“Young Innovators” Call on Air Force to Encourage Innovation


SMSgt. Valerie Rivera (left), Capt. Joseph Arora, TSgt. Tom Burden, and Capt. Michael Kanaan answer questions at AWS18 Feb. 22, 2018. Air Force Magazine photo by Mike Tsukamoto.

The Air Force must take steps to encourage innovation if it is to take advantage of new ideas, members of a “young innovators” panel at AWS18 said Thursday.

The presentation was one of several focusing on innovation, including Air Force Secretary Heather Wilson’s opening speech.

One of the panelists, TSgt. Tom Burden, inventor and founder of Grypmat, which manufactures tool trays that stick to aircraft and other types of surfaces without magnets, expressed frustration over debates regarding the defense budget instead of how to make the military more efficient.

One area in which the US is falling behind, according to Capt. Michael Kanaan, a director’s action group officer with Air Force Intelligence, is artificial intelligence.

While the US is just getting off the ground in that field, he said, competitors already have complete strategies prepared.

“At what point do we have a cultural moment of insight and an epiphany of sorts in artificial intelligence?” he asked. When IBM’s “cold, calculating” Deep Blue computer beat chess champion Garry Kasparov in 1997, he said, “the Russians realized the implications.”

The path to more innovation is not to create a career path for it, the panelists said.

“It’s not about prescribing a way to come up, but it’s about us at every level leading someone else to provide platforms in which they can be discovered and find their own answers” to problems, Kanaan said.
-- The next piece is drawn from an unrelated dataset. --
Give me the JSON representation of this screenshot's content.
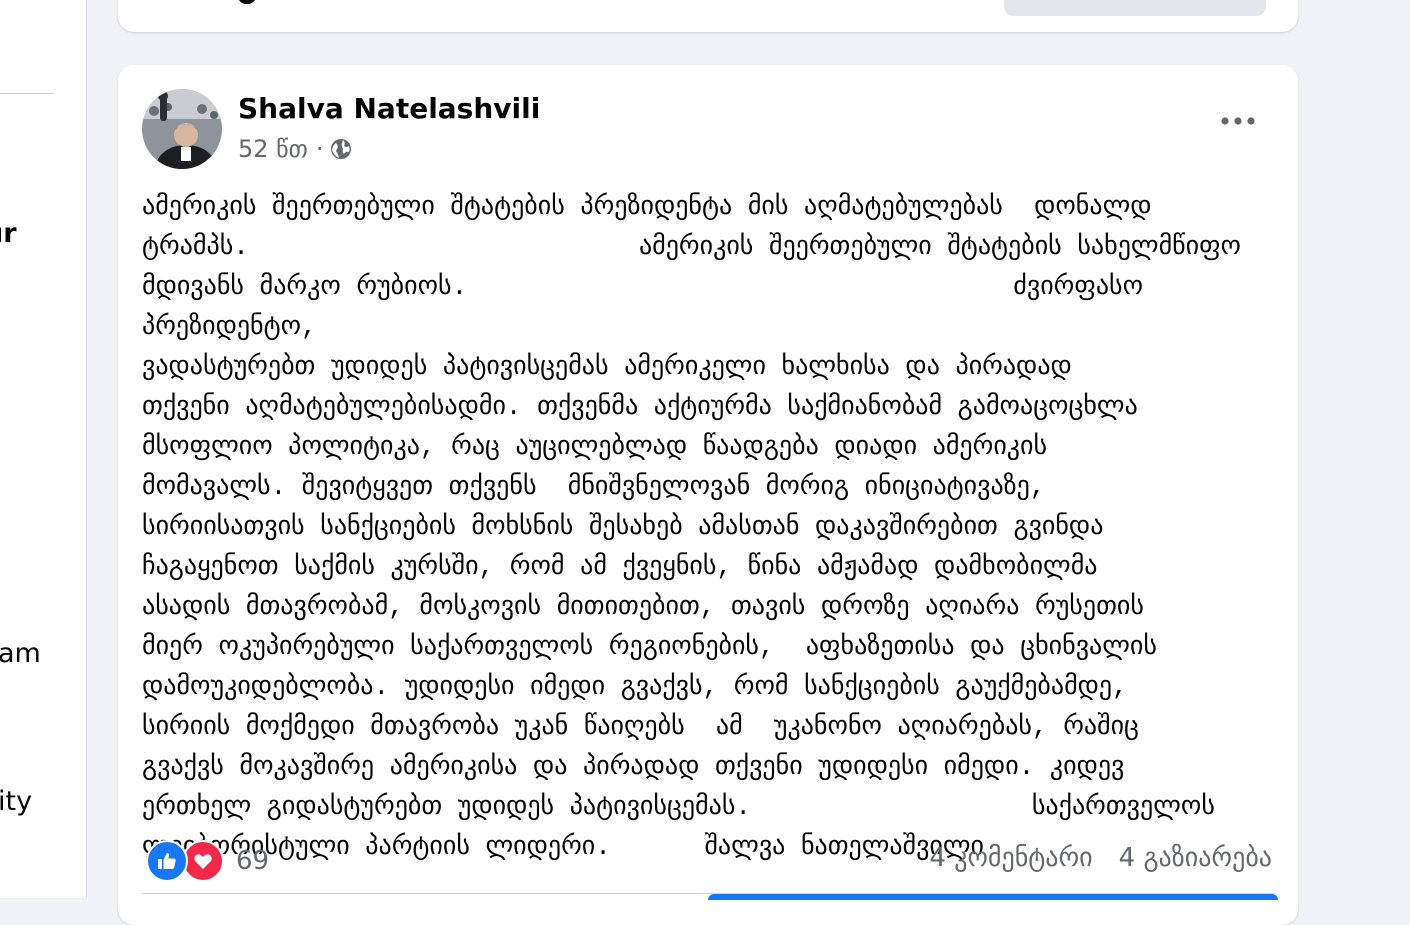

SMSgt. Valerie Rivera, the founder of Take Back Work, which works with companies on their corporate cultures, offered similar advice, pointing to her own ability to switch out of her original specialty as a linguist in the Air Force.

“Look at those people within your midst,” she said.

If someone is doing “something they love” and have “that spark in their eyes,” they can be given more opportunities to have that spark, she said.